You start in a bare (well, nearly bare) underground space. Despite the barren appearance there are lots of things to find and manipulate. Already figured your way out? Found the "quickie" escape? (Yes, there is one.) Go back and see if you can discover another way.
It soon becomes clear that, despite a few nice decorative touches, you are not in a living space. Can you get the door open? No. Can you get to the concrete catwalk above? That depends on how good you are at combining objects and reasoning. For those who enjoy "how can I use this object" scenarios then this is the game for you.
Analysis: Once again Tesshi-e has created a lovely 3D background to wander in. Lighting effects are sharp and clear enough to make you feel the heat. Navigation is smooth and easy, with bars appearing along the top, bottom, and sides of the screen to help move you around. The pixel hunting, one of the major complaints of Escape from the Living Room, has been done away with. It is much easier to find hot-spots and manipulate items this time around. Yes, there is some item construction, but it is very intuitive and flows along with the storyline of the escape. No cars made from cell phones here!
There are a few minor problems. Some of the hot-spots are very close to the navigation bars, making it easy to accidently move away when you meant to pick something up. The music is a nice light jazzy number, but if you are in the game for longer than five minutes you might be grateful for the provided mute button.

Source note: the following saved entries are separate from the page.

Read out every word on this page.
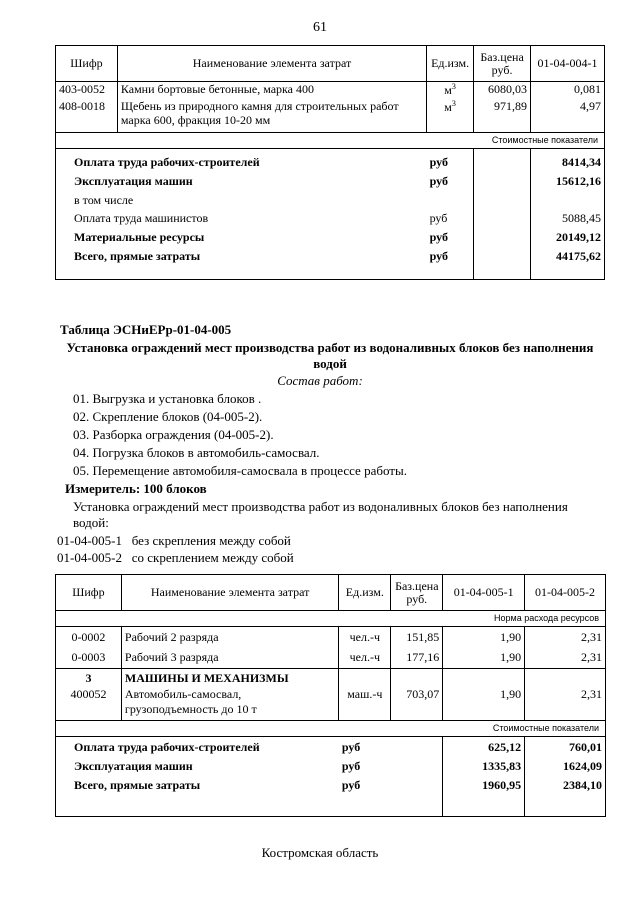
61
Шифр	Наименование элемента затрат	Ед.изм.	Баз.цена руб.	01-04-004-1
403-0052	Камни бортовые бетонные, марка 400	$м^3$	6080,03	0,081
408-0018	Щебень из природного камня для строительных работ марка 600, фракция 10-20 мм	$м^3$	971,89	4,97
Стоимостные показатели				

Оплата труда рабочих-строителей		руб		8414,34
Эксплуатация машин		руб		15612,16
в том числе				
Оплата труда машинистов		руб		5088,45
Материальные ресурсы		руб		20149,12
Всего, прямые затраты		руб		44175,62

Таблица ЭСНиЕРр-01-04-005
Установка ограждений мест производства работ из водоналивных блоков без наполнения водой
Состав работ:
01. Выгрузка и установка блоков .
02. Скрепление блоков (04-005-2).
03. Разборка ограждения (04-005-2).
04. Погрузка блоков в автомобиль-самосвал.
05. Перемещение автомобиля-самосвала в процессе работы.
Измеритель: 100 блоков
Установка ограждений мест производства работ из водоналивных блоков без наполнения водой:
01-04-005-1   без скрепления между собой
01-04-005-2   со скреплением между собой
Шифр	Наименование элемента затрат	Ед.изм.	Баз.цена руб.	01-04-005-1	01-04-005-2
Норма расхода ресурсов					
0-0002	Рабочий 2 разряда	чел.-ч	151,85	1,90	2,31
0-0003	Рабочий 3 разряда	чел.-ч	177,16	1,90	2,31
3	МАШИНЫ И МЕХАНИЗМЫ				
400052	Автомобиль-самосвал, грузоподъемность до 10 т	маш.-ч	703,07	1,90	2,31
Стоимостные показатели					
Оплата труда рабочих-строителей		руб		625,12	760,01
Эксплуатация машин		руб		1335,83	1624,09
Всего, прямые затраты		руб		1960,95	2384,10

Костромская область
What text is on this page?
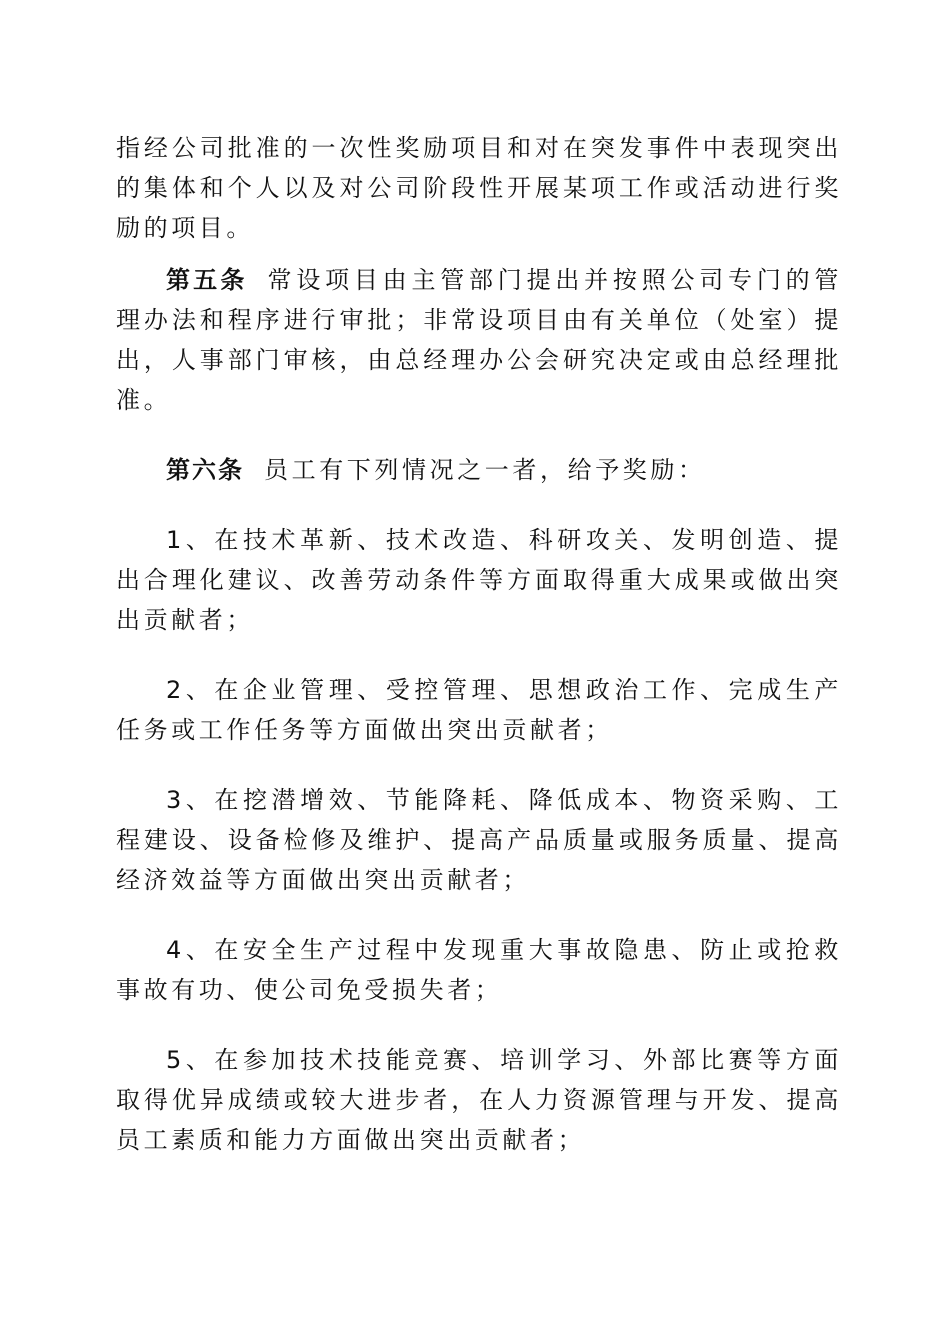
指经公司批准的一次性奖励项目和对在突发事件中表现突出的集体和个人以及对公司阶段性开展某项工作或活动进行奖励的项目。

第五条 常设项目由主管部门提出并按照公司专门的管理办法和程序进行审批；非常设项目由有关单位（处室）提出，人事部门审核，由总经理办公会研究决定或由总经理批准。

第六条 员工有下列情况之一者，给予奖励：

1、在技术革新、技术改造、科研攻关、发明创造、提出合理化建议、改善劳动条件等方面取得重大成果或做出突出贡献者；

2、在企业管理、受控管理、思想政治工作、完成生产任务或工作任务等方面做出突出贡献者；

3、在挖潜增效、节能降耗、降低成本、物资采购、工程建设、设备检修及维护、提高产品质量或服务质量、提高经济效益等方面做出突出贡献者；

4、在安全生产过程中发现重大事故隐患、防止或抢救事故有功、使公司免受损失者；

5、在参加技术技能竞赛、培训学习、外部比赛等方面取得优异成绩或较大进步者，在人力资源管理与开发、提高员工素质和能力方面做出突出贡献者；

Inventory control is simple and functional, with items handily displayed on-screen and an "about item" button to bring any one of them into close-up. The escape itself, even the longest scenario, is pretty simple. A little more complexity might have been nice. A save game feature would also have been welcome.
Each time around, though, Tesshi-e's designs are getting better and better. This one features three different ways to escape and four different endings (at least that I found). Perhaps it's not the best or most complicated escape game out there, but it can be a quick, easy, entertaining diversion in the middle of the week. Escape from the Underground Space is a fun way to kill some time, be it on a coffee break or just taking 10-15 minutes away from whatever you're doing. Take a break, and enjoy the escape!
[Note: Though Escape From The Underground Space is not completely translated, but it is playable without any knowledge of the language. While item descriptions and most messages are in Japanese, the puzzles are in English.]